2. **Traffic Redirection:** HAProxy automatically stops sending traffic to the unhealthy node and redirects all requests to the remaining healthy Magento web servers.
3. **Session Persistence:** Because sessions are stored in Redis, users will not lose their session state when traffic is redirected to a different web server.
Integrating PostgreSQL and Magento Failover
The most seamless integration involves abstracting the PostgreSQL primary endpoint. This can be achieved by:
- Virtual IP (VIP): Using a tool like Keepalived to manage a floating IP address that always points to the current primary PostgreSQL instance. Patroni can be configured to signal Keepalived on leader changes.
- DNS-based Failover: Employing a DNS service that can be updated programmatically. Patroni’s API can trigger DNS record updates.
- Proxy Layer: Implementing a dedicated PostgreSQL proxy (e.g., ProxySQL) that can be dynamically configured to point to the active primary.
For Magento, the HAProxy health checks ensure that traffic is only sent to healthy application instances. When a PostgreSQL failover occurs, the application needs to connect to the new primary. If using a VIP or dynamic DNS, this transition is largely transparent to the application.
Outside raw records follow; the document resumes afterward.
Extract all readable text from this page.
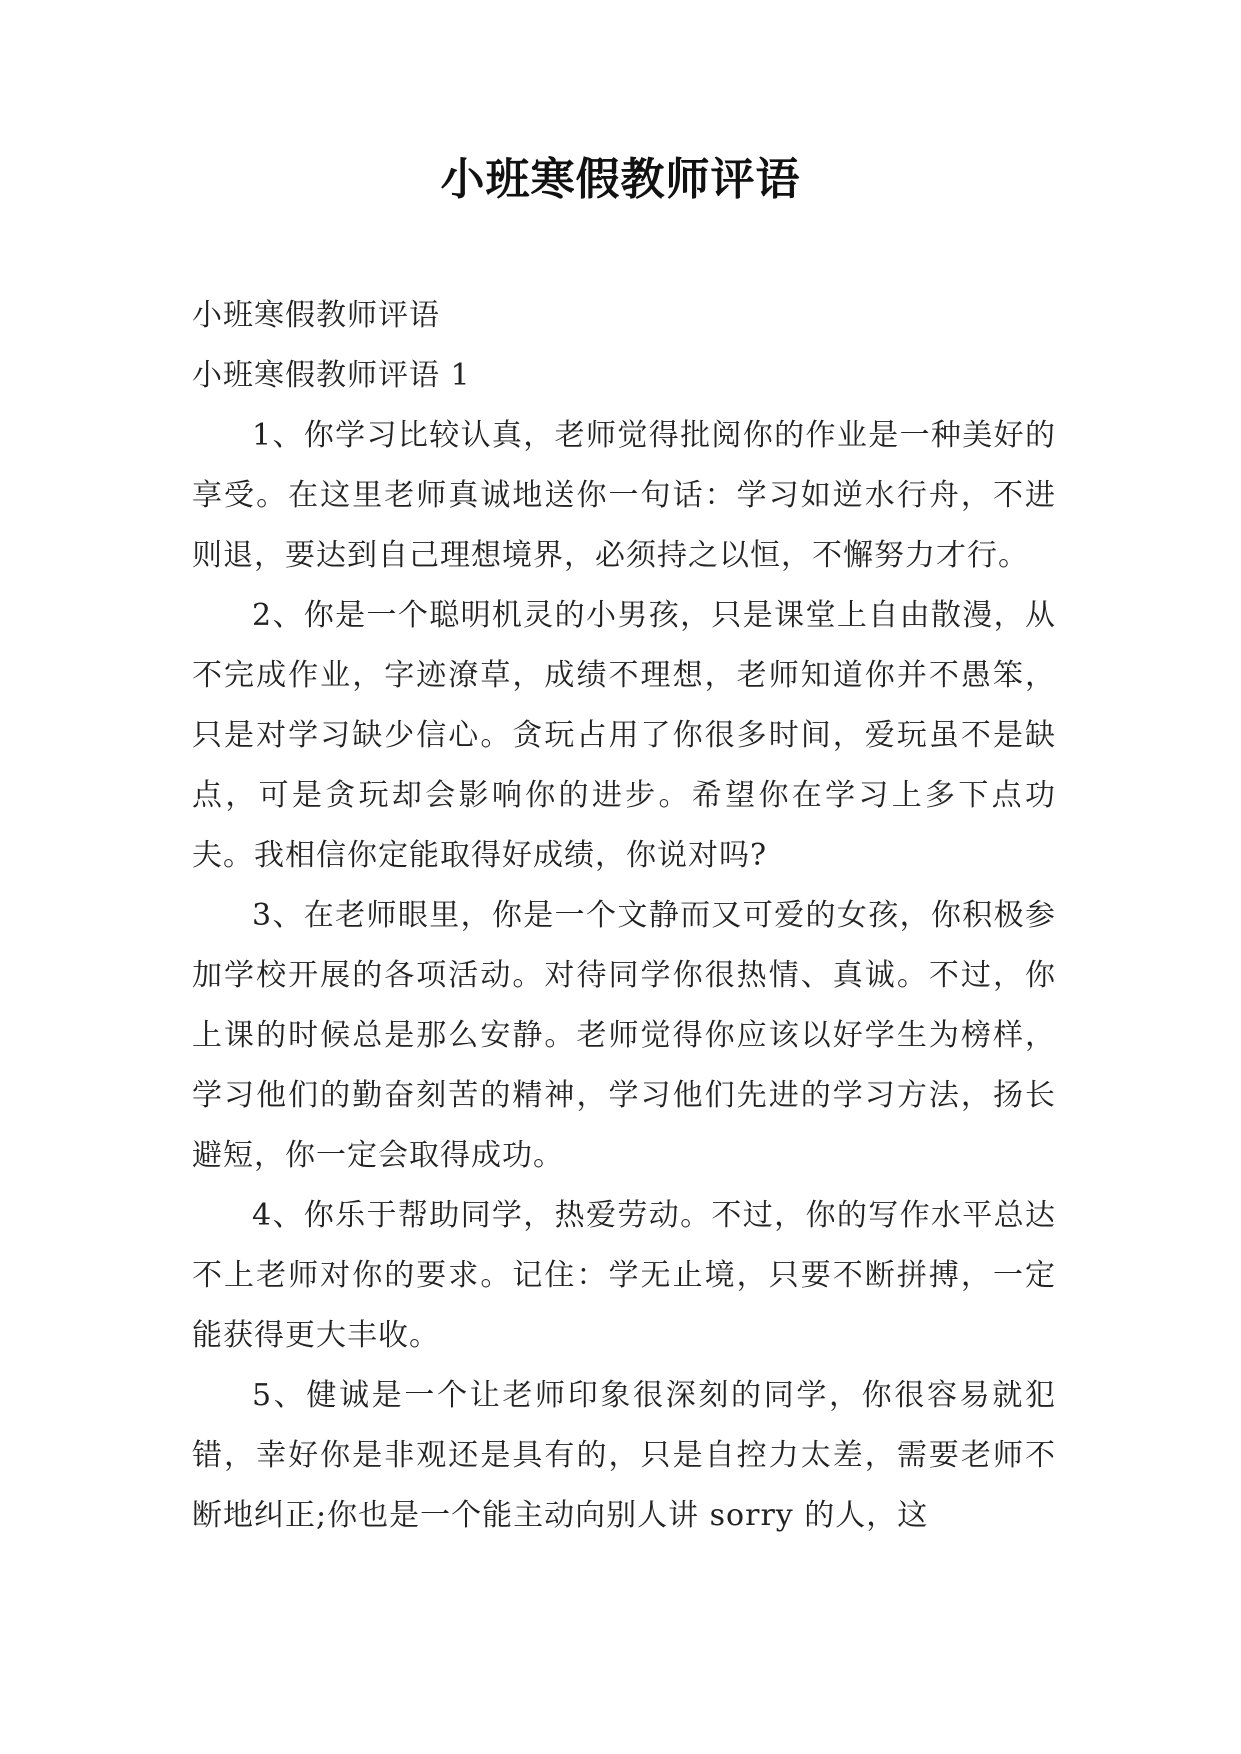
小班寒假教师评语

小班寒假教师评语

小班寒假教师评语 1

1、你学习比较认真，老师觉得批阅你的作业是一种美好的享受。在这里老师真诚地送你一句话：学习如逆水行舟，不进则退，要达到自己理想境界，必须持之以恒，不懈努力才行。

2、你是一个聪明机灵的小男孩，只是课堂上自由散漫，从不完成作业，字迹潦草，成绩不理想，老师知道你并不愚笨，只是对学习缺少信心。贪玩占用了你很多时间，爱玩虽不是缺点，可是贪玩却会影响你的进步。希望你在学习上多下点功夫。我相信你定能取得好成绩，你说对吗?

3、在老师眼里，你是一个文静而又可爱的女孩，你积极参加学校开展的各项活动。对待同学你很热情、真诚。不过，你上课的时候总是那么安静。老师觉得你应该以好学生为榜样，学习他们的勤奋刻苦的精神，学习他们先进的学习方法，扬长避短，你一定会取得成功。

4、你乐于帮助同学，热爱劳动。不过，你的写作水平总达不上老师对你的要求。记住：学无止境，只要不断拼搏，一定能获得更大丰收。

5、健诚是一个让老师印象很深刻的同学，你很容易就犯错，幸好你是非观还是具有的，只是自控力太差，需要老师不断地纠正;你也是一个能主动向别人讲 sorry 的人，这
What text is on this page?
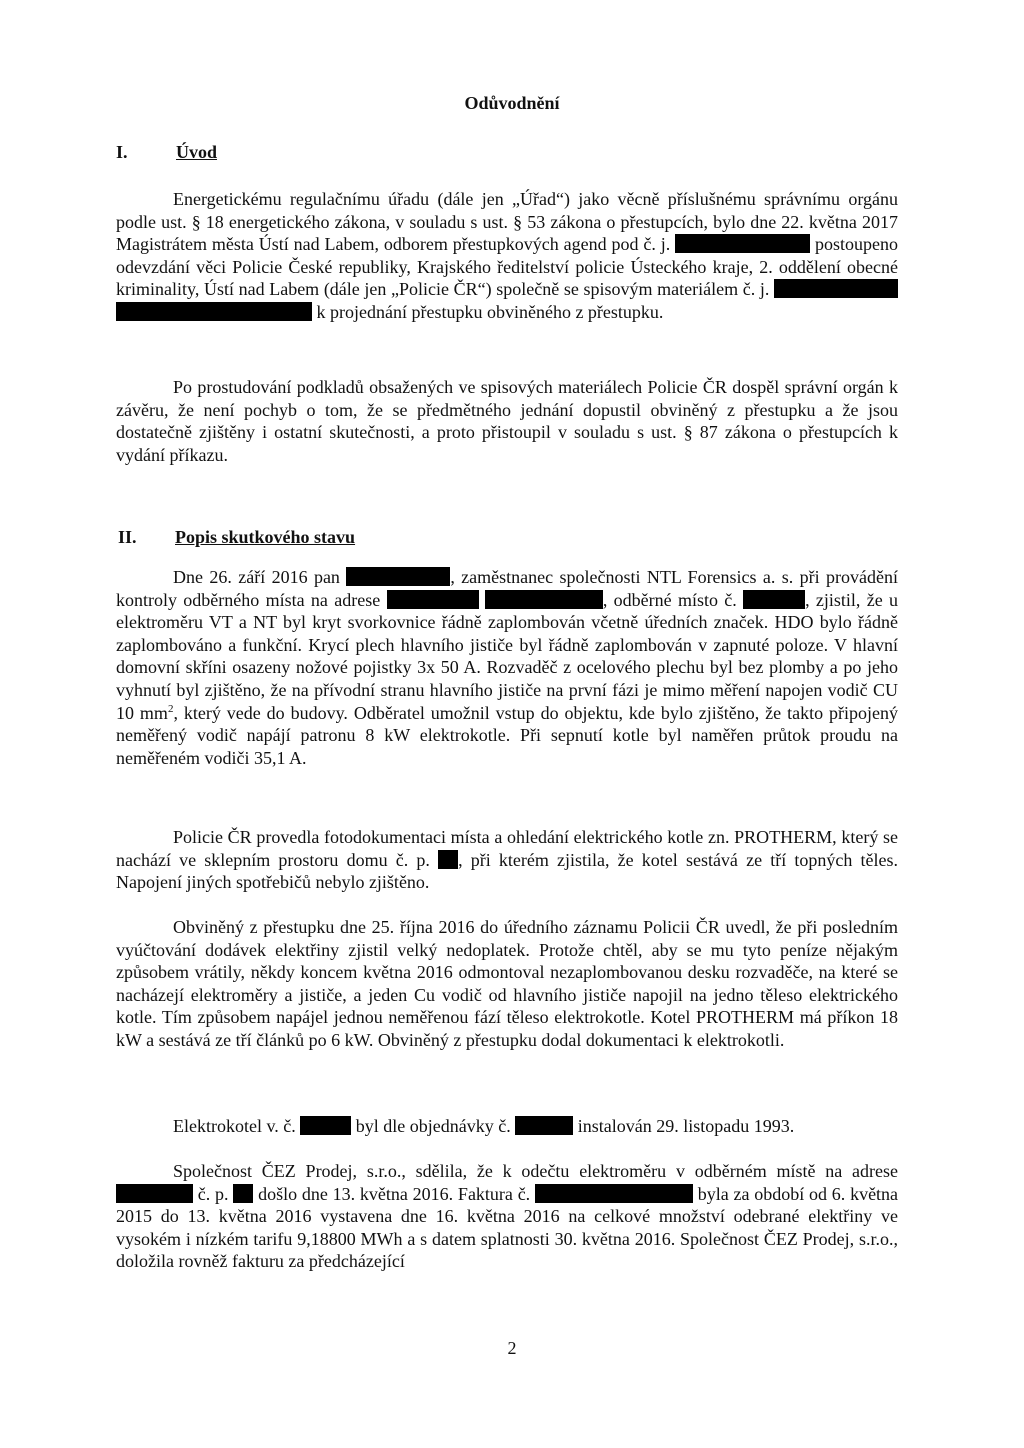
Odůvodnění
I.	Úvod

Energetickému regulačnímu úřadu (dále jen „Úřad“) jako věcně příslušnému správnímu orgánu podle ust. § 18 energetického zákona, v souladu s ust. § 53 zákona o přestupcích, bylo dne 22. května 2017 Magistrátem města Ústí nad Labem, odborem přestupkových agend pod č. j.	postoupeno odevzdání věci Policie České republiky, Krajského ředitelství policie Ústeckého kraje, 2. oddělení obecné kriminality, Ústí nad Labem (dále jen „Policie ČR“) společně se spisovým materiálem č. j.   k projednání přestupku obviněného z přestupku.

Po prostudování podkladů obsažených ve spisových materiálech Policie ČR dospěl správní orgán k závěru, že není pochyb o tom, že se předmětného jednání dopustil obviněný z přestupku a že jsou dostatečně zjištěny i ostatní skutečnosti, a proto přistoupil v souladu s ust. § 87 zákona o přestupcích k vydání příkazu.

II. Popis skutkového stavu

Dne 26. září 2016 pan	, zaměstnanec společnosti NTL Forensics a. s. při provádění kontroly odběrného místa na adrese	, odběrné místo č.	, zjistil, že u elektroměru VT a NT byl kryt svorkovnice řádně zaplombován včetně úředních značek. HDO bylo řádně zaplombováno a funkční. Krycí plech hlavního jističe byl řádně zaplombován v zapnuté poloze. V hlavní domovní skříni osazeny nožové pojistky 3x 50 A. Rozvaděč z ocelového plechu byl bez plomby a po jeho vyhnutí byl zjištěno, že na přívodní stranu hlavního jističe na první fázi je mimo měření napojen vodič CU 10 $mm^2$, který vede do budovy. Odběratel umožnil vstup do objektu, kde bylo zjištěno, že takto připojený neměřený vodič napájí patronu 8 kW elektrokotle. Při sepnutí kotle byl naměřen průtok proudu na neměřeném vodiči 35,1 A.

Policie ČR provedla fotodokumentaci místa a ohledání elektrického kotle zn. PROTHERM, který se nachází ve sklepním prostoru domu č. p. , při kterém zjistila, že kotel sestává ze tří topných těles. Napojení jiných spotřebičů nebylo zjištěno.

Obviněný z přestupku dne 25. října 2016 do úředního záznamu Policii ČR uvedl, že při posledním vyúčtování dodávek elektřiny zjistil velký nedoplatek. Protože chtěl, aby se mu tyto peníze nějakým způsobem vrátily, někdy koncem května 2016 odmontoval nezaplombovanou desku rozvaděče, na které se nacházejí elektroměry a jističe, a jeden Cu vodič od hlavního jističe napojil na jedno těleso elektrického kotle. Tím způsobem napájel jednou neměřenou fází těleso elektrokotle. Kotel PROTHERM má příkon 18 kW a sestává ze tří článků po 6 kW. Obviněný z přestupku dodal dokumentaci k elektrokotli.

Elektrokotel v. č.	byl dle objednávky č.	instalován 29. listopadu 1993.

Společnost ČEZ Prodej, s.r.o., sdělila, že k odečtu elektroměru v odběrném místě na adrese  č. p. došlo dne 13. května 2016. Faktura č.	byla za období od 6. května 2015 do 13. května 2016 vystavena dne 16. května 2016 na celkové množství odebrané elektřiny ve vysokém i nízkém tarifu 9,18800 MWh a s datem splatnosti 30. května 2016. Společnost ČEZ Prodej, s.r.o., doložila rovněž fakturu za předcházející

2
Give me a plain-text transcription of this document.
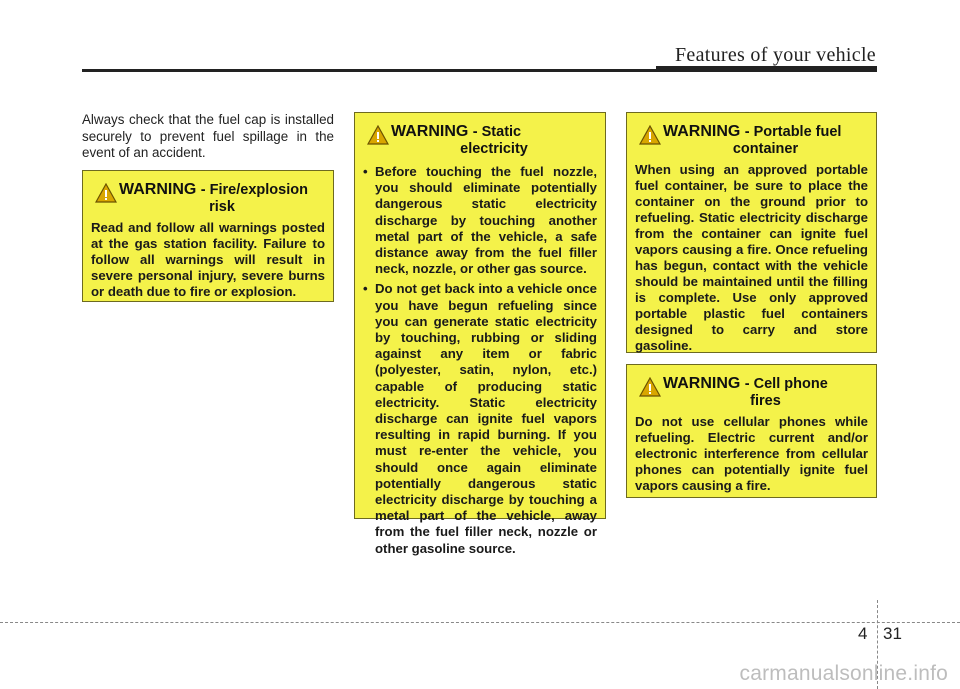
Features of your vehicle

Always check that the fuel cap is installed securely to prevent fuel spillage in the event of an accident.

WARNING - Fire/explosion
risk

Read and follow all warnings posted at the gas station facility. Failure to follow all warnings will result in severe personal injury, severe burns or death due to fire or explosion.

WARNING - Static
electricity
• Before touching the fuel nozzle, you should eliminate potentially dangerous static electricity discharge by touching another metal part of the vehicle, a safe distance away from the fuel filler neck, nozzle, or other gas source.
• Do not get back into a vehicle once you have begun refueling since you can generate static electricity by touching, rubbing or sliding against any item or fabric (polyester, satin, nylon, etc.) capable of producing static electricity. Static electricity discharge can ignite fuel vapors resulting in rapid burning. If you must re-enter the vehicle, you should once again eliminate potentially dangerous static electricity discharge by touching a metal part of the vehicle, away from the fuel filler neck, nozzle or other gasoline source.
WARNING - Portable fuel
container

When using an approved portable fuel container, be sure to place the container on the ground prior to refueling. Static electricity discharge from the container can ignite fuel vapors causing a fire. Once refueling has begun, contact with the vehicle should be maintained until the filling is complete. Use only approved portable plastic fuel containers designed to carry and store gasoline.

WARNING - Cell phone
fires

Do not use cellular phones while refueling. Electric current and/or electronic interference from cellular phones can potentially ignite fuel vapors causing a fire.

4 31
carmanualsonline.info
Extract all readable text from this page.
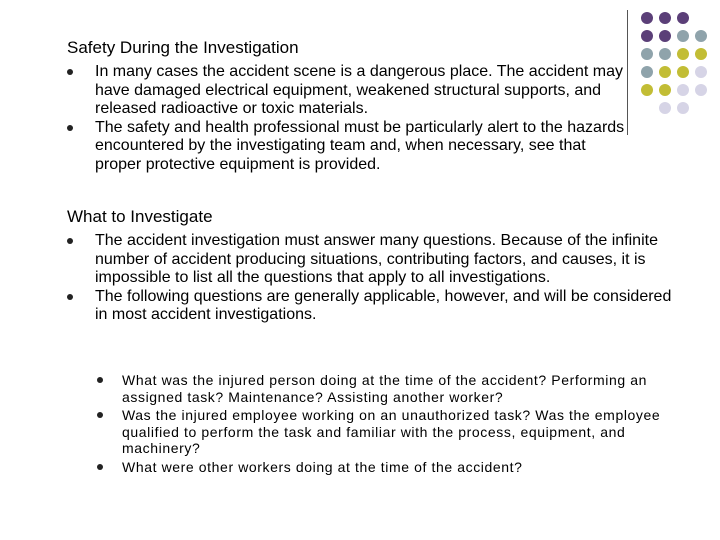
Safety During the Investigation
In many cases the accident scene is a dangerous place. The accident may have damaged electrical equipment, weakened structural supports, and released radioactive or toxic materials.
The safety and health professional must be particularly alert to the hazards encountered by the investigating team and, when necessary, see that proper protective equipment is provided.
What to Investigate
The accident investigation must answer many questions. Because of the infinite number of accident producing situations, contributing factors, and causes, it is impossible to list all the questions that apply to all investigations.
The following questions are generally applicable, however, and will be considered in most accident investigations.
What was the injured person doing at the time of the accident? Performing an assigned task? Maintenance? Assisting another worker?
Was the injured employee working on an unauthorized task? Was the employee qualified to perform the task and familiar with the process, equipment, and machinery?
What were other workers doing at the time of the accident?
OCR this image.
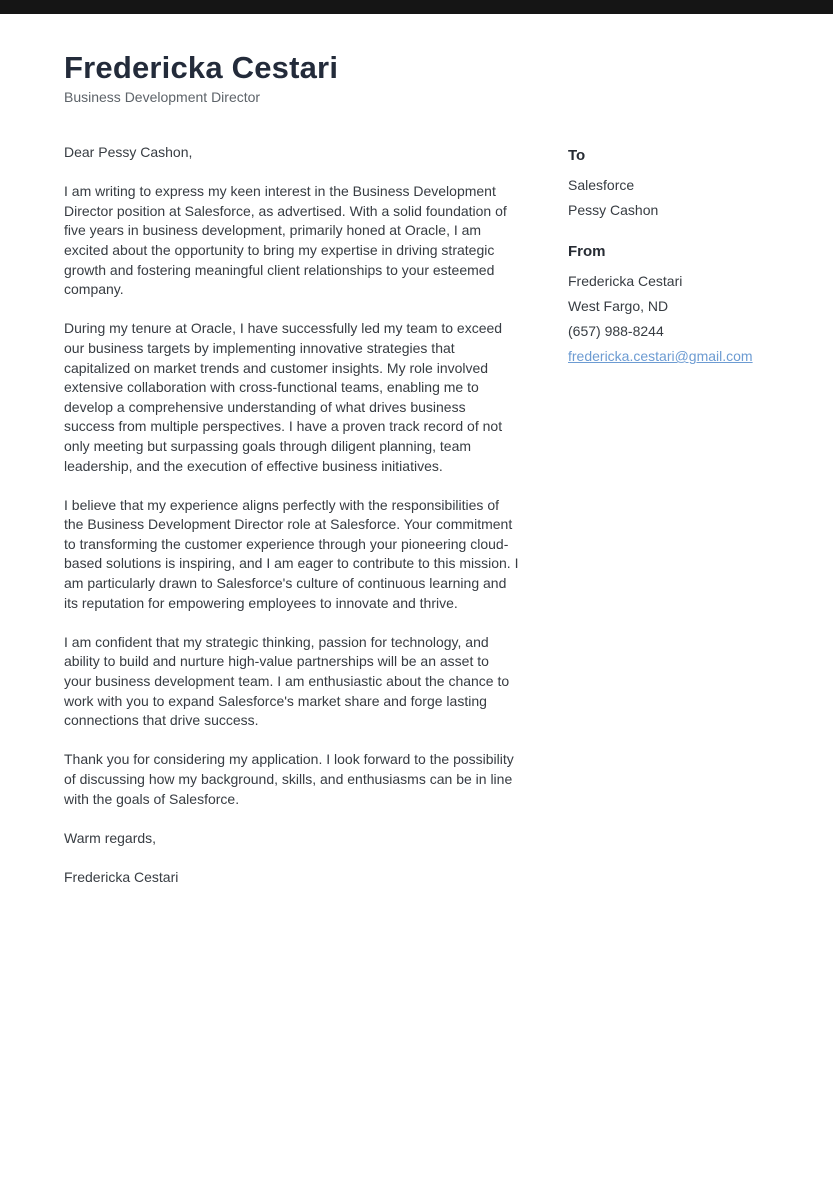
Fredericka Cestari
Business Development Director

Dear Pessy Cashon,

I am writing to express my keen interest in the Business Development Director position at Salesforce, as advertised. With a solid foundation of five years in business development, primarily honed at Oracle, I am excited about the opportunity to bring my expertise in driving strategic growth and fostering meaningful client relationships to your esteemed company.

During my tenure at Oracle, I have successfully led my team to exceed our business targets by implementing innovative strategies that capitalized on market trends and customer insights. My role involved extensive collaboration with cross-functional teams, enabling me to develop a comprehensive understanding of what drives business success from multiple perspectives. I have a proven track record of not only meeting but surpassing goals through diligent planning, team leadership, and the execution of effective business initiatives.

I believe that my experience aligns perfectly with the responsibilities of the Business Development Director role at Salesforce. Your commitment to transforming the customer experience through your pioneering cloud-based solutions is inspiring, and I am eager to contribute to this mission. I am particularly drawn to Salesforce's culture of continuous learning and its reputation for empowering employees to innovate and thrive.

I am confident that my strategic thinking, passion for technology, and ability to build and nurture high-value partnerships will be an asset to your business development team. I am enthusiastic about the chance to work with you to expand Salesforce's market share and forge lasting connections that drive success.

Thank you for considering my application. I look forward to the possibility of discussing how my background, skills, and enthusiasms can be in line with the goals of Salesforce.

Warm regards,

Fredericka Cestari

To
Salesforce
Pessy Cashon
From
Fredericka Cestari
West Fargo, ND
(657) 988-8244
fredericka.cestari@gmail.com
If Magento is configured with a static IP for the database, a mechanism must exist to update this configuration upon PostgreSQL failover.
Monitoring and Alerting
Robust monitoring is paramount. Implement checks for:
- PostgreSQL cluster health (via Patroni API or etcd health).
- Replication lag.
- HAProxy backend health.
- Redis cluster health and memory usage.
- Disk space on all Droplets.
- Application error rates and response times.
Tools like Prometheus with Alertmanager, Datadog, or DigitalOcean’s own monitoring can be leveraged. Configure alerts for critical events such as a PostgreSQL primary failure, HAProxy backend failures, or significant replication lag.